En esprit et en vérité Jésus parle à la samaritaine pour lui permettre de se décaler de l’image qu’elle a d’elle-même, que les autres ont d’elle, parce qu’il croit en elle avant même qu’elle croit en lui et il le lui témoigne en lui parlant en sa faveur à elle.
En esprit et en vérité : ce n’est pas mon opinion, ma pensée, mon point de vue, ce n’est pas « ma » vérité, ou celle d’un autre, ni la sincérité, ni le ressenti, ni la croyance, ni la subjectivité, tout ce qui encapsule chacun comme une armure ou une forteresse. En esprit et en vérité, c’est ce qui fend les conformismes, les complaisances à soi-même, les identités assignées et les identifications qu’on projette sur autrui ou sur soi-même. En esprit et en vérité, c’est ce décollement de soi-même, surtout du même, vers un soi autrement. C’est la présence du Christ que la samaritaine reconnaît alors.
L’esprit et la vérité s’originent dans un au-delà de nous et nous emmènent au-delà de nous ; se parler en esprit et en vérité, c’est cet engagement en rencontre en faveur de l’autre sans envisager de condition ni de limite, comme Jésus avec la samaritaine, comme la samaritaine finit par s’y engager aussi et elle n’est plus isolée mais reliée non seulement à Jésus mais aussi aux gens de Sichem.

En esprit et en vérité, ils se parlent, le juif et la samaritaine qui ne devaient rien avoir en commun. Les différences ne disparaissent pas, mais elles ne sont plus prétextes à jugement ni à exclusion. La diversité n’est pas un obstacle à aplanir mais une relance dans la reconnaissance mutuelle.

Et nous, quand, où comment nous parlons-nous ?
Pas seulement nous de ce temple, de cette paroisse, mais nous tous dans ce monde.

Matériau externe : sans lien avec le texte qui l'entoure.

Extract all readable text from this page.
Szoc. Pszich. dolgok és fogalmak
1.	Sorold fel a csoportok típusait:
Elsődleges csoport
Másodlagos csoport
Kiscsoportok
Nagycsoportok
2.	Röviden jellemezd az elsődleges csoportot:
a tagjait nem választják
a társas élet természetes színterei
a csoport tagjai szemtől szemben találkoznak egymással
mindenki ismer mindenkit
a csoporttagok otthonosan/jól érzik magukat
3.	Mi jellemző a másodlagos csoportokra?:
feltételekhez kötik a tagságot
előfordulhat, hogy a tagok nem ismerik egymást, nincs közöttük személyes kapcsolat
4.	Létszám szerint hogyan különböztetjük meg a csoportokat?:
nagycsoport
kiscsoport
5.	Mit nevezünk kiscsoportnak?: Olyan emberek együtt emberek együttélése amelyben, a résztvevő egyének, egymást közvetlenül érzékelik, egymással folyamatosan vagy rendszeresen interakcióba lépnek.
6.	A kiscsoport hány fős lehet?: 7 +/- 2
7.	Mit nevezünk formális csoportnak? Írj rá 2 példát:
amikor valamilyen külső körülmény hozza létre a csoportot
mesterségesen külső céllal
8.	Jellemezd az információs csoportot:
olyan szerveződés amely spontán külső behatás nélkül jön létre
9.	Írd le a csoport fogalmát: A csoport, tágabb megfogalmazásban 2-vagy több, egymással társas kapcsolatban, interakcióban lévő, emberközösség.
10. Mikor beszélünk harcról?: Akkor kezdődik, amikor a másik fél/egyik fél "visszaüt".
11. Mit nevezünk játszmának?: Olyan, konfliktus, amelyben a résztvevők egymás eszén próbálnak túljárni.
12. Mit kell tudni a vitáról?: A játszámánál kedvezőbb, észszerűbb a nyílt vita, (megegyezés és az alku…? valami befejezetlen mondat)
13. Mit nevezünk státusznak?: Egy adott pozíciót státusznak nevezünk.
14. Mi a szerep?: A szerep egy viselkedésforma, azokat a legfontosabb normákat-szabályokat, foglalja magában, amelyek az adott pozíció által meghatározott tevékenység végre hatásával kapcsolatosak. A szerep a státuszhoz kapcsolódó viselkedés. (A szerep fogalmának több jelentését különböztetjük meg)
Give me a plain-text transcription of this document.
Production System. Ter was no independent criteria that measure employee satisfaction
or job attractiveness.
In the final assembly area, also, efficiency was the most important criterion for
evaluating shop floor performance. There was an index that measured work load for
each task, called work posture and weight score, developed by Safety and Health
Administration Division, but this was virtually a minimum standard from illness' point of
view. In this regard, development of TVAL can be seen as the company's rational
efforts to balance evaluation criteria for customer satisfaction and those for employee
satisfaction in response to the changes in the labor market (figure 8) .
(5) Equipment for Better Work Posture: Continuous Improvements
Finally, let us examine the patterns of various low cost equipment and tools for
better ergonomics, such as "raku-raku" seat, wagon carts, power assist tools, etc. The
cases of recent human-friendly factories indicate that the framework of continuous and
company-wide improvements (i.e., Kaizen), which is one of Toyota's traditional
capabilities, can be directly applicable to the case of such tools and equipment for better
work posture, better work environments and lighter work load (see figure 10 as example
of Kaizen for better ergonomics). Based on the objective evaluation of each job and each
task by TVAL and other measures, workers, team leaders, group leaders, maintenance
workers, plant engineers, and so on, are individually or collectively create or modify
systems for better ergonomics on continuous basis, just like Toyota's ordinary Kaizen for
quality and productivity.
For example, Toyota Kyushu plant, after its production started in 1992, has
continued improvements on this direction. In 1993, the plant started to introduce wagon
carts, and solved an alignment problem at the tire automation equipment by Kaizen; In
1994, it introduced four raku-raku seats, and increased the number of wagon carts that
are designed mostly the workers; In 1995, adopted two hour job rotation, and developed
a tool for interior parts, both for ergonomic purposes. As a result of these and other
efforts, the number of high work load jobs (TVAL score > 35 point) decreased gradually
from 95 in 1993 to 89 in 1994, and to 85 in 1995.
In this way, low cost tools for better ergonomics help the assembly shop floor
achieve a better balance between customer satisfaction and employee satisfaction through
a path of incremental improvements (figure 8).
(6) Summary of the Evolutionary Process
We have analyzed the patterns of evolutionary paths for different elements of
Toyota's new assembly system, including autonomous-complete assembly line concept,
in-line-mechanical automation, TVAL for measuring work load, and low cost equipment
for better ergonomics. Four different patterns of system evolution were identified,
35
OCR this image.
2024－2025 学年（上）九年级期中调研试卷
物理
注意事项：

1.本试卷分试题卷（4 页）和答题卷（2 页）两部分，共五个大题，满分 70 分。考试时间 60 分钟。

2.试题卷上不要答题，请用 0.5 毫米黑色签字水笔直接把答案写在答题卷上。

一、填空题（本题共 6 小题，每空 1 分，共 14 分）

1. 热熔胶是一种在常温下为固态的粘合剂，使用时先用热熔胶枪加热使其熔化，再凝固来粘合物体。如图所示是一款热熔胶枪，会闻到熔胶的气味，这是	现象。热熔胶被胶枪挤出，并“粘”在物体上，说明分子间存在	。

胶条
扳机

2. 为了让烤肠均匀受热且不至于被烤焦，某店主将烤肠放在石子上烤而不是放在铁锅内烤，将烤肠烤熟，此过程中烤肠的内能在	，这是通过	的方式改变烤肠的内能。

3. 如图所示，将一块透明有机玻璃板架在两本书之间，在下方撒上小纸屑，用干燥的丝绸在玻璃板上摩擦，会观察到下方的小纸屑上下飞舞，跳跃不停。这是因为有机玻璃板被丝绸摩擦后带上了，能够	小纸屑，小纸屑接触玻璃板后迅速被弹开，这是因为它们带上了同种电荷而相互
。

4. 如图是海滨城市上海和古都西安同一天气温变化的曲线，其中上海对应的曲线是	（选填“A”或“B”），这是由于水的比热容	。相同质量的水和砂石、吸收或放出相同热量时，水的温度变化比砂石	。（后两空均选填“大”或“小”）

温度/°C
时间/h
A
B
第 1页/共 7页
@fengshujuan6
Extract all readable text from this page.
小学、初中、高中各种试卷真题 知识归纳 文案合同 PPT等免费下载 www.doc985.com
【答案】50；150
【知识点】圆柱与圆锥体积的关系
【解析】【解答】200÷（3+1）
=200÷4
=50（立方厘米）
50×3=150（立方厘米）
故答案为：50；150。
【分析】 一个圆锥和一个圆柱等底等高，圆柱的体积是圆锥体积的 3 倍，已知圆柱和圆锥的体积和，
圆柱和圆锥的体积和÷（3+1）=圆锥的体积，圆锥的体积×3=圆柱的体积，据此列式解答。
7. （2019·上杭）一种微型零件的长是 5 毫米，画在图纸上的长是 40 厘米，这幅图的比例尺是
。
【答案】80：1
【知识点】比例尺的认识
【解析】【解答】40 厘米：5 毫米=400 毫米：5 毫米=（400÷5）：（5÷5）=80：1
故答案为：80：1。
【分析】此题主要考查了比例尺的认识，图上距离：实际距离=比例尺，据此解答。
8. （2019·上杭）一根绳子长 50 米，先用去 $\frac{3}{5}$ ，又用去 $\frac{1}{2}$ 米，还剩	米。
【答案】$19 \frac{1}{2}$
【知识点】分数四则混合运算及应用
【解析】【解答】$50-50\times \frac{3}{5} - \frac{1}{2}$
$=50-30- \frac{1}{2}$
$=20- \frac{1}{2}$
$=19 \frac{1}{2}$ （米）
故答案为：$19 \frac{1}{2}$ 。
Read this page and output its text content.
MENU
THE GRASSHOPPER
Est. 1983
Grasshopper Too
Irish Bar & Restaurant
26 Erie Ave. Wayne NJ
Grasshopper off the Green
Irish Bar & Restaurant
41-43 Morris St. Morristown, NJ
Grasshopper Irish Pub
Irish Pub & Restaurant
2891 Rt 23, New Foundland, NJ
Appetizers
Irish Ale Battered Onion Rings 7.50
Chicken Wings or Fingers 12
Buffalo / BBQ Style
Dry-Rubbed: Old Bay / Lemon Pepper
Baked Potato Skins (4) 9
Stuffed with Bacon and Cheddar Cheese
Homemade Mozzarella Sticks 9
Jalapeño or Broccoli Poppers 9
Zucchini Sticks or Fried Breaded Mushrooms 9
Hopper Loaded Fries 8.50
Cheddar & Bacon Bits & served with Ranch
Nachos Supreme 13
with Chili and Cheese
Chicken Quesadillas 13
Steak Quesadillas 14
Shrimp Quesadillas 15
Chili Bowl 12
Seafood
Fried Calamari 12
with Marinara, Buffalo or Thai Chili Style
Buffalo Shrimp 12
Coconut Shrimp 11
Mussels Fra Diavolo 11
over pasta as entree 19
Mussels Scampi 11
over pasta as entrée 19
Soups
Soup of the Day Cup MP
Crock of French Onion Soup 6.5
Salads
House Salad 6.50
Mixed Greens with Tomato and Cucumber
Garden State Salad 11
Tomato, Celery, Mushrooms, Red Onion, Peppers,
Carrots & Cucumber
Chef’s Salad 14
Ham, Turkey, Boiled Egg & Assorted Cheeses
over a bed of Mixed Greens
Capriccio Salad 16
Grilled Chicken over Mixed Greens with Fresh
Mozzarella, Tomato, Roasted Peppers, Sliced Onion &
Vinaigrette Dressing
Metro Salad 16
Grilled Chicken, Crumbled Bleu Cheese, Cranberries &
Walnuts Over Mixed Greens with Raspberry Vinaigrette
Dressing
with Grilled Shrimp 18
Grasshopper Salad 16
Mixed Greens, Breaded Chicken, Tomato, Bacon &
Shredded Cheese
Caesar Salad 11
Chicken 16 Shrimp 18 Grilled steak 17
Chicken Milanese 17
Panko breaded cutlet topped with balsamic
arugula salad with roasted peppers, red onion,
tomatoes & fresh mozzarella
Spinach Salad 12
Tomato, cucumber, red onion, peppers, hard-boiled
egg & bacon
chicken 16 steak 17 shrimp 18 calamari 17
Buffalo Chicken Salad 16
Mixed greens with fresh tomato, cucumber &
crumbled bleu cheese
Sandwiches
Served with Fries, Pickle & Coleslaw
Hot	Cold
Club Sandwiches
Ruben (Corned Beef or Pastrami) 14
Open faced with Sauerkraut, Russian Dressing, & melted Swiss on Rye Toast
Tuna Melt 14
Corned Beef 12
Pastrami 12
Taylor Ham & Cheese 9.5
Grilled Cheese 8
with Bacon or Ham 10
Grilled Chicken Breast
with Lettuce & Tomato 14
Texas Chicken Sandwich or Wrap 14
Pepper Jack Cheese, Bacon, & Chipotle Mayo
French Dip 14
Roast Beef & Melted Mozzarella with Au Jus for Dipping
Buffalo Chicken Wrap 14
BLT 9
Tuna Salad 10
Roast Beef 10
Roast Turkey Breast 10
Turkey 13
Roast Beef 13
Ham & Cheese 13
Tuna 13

Alors que les dialogues semblent étouffés sous les invectives, les insultes, les mépris, les mensonges, les médisances et par l’exigence de l’immédiateté, alors que l’espace commun et rassembleur des questions apportées et partagées est délaissé au profit des affrontements de clans ou des indifférences délibérées.
Les Églises doivent être de ces lieux où chaque personne peut parler et être écouté, où l’on se parle en esprit et en vérité, lieux où chaque personne s’exerce à l’écoute et au dialogue et est ressourcée d’écoute et de dialogue, lieux où l’on veut avoir et créer du commun les uns avec les autres. Mais nous ne sommes pas quittes de l’offrir et de le vivre dans les Églises. Nous ne sommes pas quittes au Foyer de l’Âme de ce que nous vivons et offrons dans les différents groupes ou avec les cultes-conférences des dernières semaines.
Nous nous exerçons ici pour proposer au dehors des rencontres, des dialogues, chacun là où il va, et peut-être, donner envie, donner des idées, donner des élans autour de nous, donner soif, plus exactement aider à prendre conscience de la soif de vérité, de respirer, d’être humain et de vivre.